The larger issue is likely the rainfall. For larger catchments, the average rainfall intensity and variation in the rainfall is less (due to the averaging over larger areas) and perhaps better predicted or represented by the GSWP precipitation data that are used in GRUN. Add some discussion on what is known about the bias in the GSWP precipitation data – and bias in the variability of precipitation. There is currently no information on how any bias in precipitation for the Philippines in GSWP may have caused the huge bias in the GRUN streamflow. Considering the need for significant rescaling of the GRUN streamflow predictions. It seems that there must be a bias in the input (i.e., rainfall data) used for the streamflow predictions. Otherwise, the mass balance can’t work out. I think that more discussion on this is needed.

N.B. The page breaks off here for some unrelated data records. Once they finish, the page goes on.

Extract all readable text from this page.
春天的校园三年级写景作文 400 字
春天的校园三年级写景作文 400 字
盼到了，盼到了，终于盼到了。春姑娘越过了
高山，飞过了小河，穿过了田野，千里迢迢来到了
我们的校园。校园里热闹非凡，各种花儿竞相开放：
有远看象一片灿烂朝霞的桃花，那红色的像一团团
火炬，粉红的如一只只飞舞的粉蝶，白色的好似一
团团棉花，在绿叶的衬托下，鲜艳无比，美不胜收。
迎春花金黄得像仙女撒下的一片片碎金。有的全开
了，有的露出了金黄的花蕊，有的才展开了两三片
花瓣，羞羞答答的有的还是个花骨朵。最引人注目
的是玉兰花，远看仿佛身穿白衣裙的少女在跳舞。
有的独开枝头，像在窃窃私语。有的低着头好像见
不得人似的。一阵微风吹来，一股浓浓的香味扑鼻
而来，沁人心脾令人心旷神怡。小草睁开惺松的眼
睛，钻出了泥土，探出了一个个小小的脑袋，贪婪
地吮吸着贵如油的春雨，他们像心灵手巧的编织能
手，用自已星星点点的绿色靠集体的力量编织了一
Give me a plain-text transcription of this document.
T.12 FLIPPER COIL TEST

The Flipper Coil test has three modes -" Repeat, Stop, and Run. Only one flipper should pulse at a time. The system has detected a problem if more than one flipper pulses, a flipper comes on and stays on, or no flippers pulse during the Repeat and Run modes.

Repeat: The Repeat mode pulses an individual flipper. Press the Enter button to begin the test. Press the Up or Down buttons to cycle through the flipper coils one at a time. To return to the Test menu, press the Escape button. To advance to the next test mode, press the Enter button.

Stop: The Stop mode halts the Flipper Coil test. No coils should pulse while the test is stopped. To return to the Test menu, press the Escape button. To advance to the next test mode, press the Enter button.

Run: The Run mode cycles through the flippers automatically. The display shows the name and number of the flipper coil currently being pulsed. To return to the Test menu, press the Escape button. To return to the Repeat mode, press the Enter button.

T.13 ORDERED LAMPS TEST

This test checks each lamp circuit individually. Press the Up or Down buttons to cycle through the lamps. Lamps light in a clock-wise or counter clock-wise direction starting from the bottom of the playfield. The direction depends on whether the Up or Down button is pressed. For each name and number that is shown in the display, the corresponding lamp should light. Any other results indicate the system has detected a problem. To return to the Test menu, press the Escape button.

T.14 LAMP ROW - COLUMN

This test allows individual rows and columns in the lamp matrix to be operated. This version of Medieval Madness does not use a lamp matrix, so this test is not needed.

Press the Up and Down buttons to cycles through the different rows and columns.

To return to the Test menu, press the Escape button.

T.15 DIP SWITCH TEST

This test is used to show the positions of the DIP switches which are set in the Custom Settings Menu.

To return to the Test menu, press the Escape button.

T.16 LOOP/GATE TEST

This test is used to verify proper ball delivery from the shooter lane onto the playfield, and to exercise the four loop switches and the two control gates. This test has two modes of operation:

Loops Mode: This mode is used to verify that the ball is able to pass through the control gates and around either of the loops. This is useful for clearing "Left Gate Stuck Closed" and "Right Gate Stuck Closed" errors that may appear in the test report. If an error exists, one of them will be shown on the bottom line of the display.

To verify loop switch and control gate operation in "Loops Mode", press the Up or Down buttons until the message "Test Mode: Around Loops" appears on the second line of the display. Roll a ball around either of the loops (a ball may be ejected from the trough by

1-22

L287: I thank the authors for taking up the idea of bootstrapping but think that it is not done correctly here. Taking out individual months from a range of catchments is likely not so helpful because of the large amount of ‘redundant data’ in long time series. The question is how sensitive the bias correction factor is to the choice of the catchments or the number of catchments for which data are available. Thus instead of randomly taking out data points (from different times and different catchments), it would be better to exclude all the data from a certain number of catchments and to then determine how this affects the bias correction factor and the uncertainty in the bias correction factor. In fact, I would suggest that the authors do not only take out a fraction of the catchments for the bootstrapping but also test what the uncertainty of this factor would be if they had only data for one (or two or three or five) catchments per climate zone. This would be helpful for readers from other countries who may not have access to data from so many catchments to determine a bias correction factor.
L291-293: This requires some rewriting as the text and the logic are difficult to follow.
L324: This sentence is not clear. Are you really suggesting that even though the GRUN database was not intended to be used for predicting flow for individual catchments, it can be used that way after bias correction? I don’t think that you can conclude this based on your results!!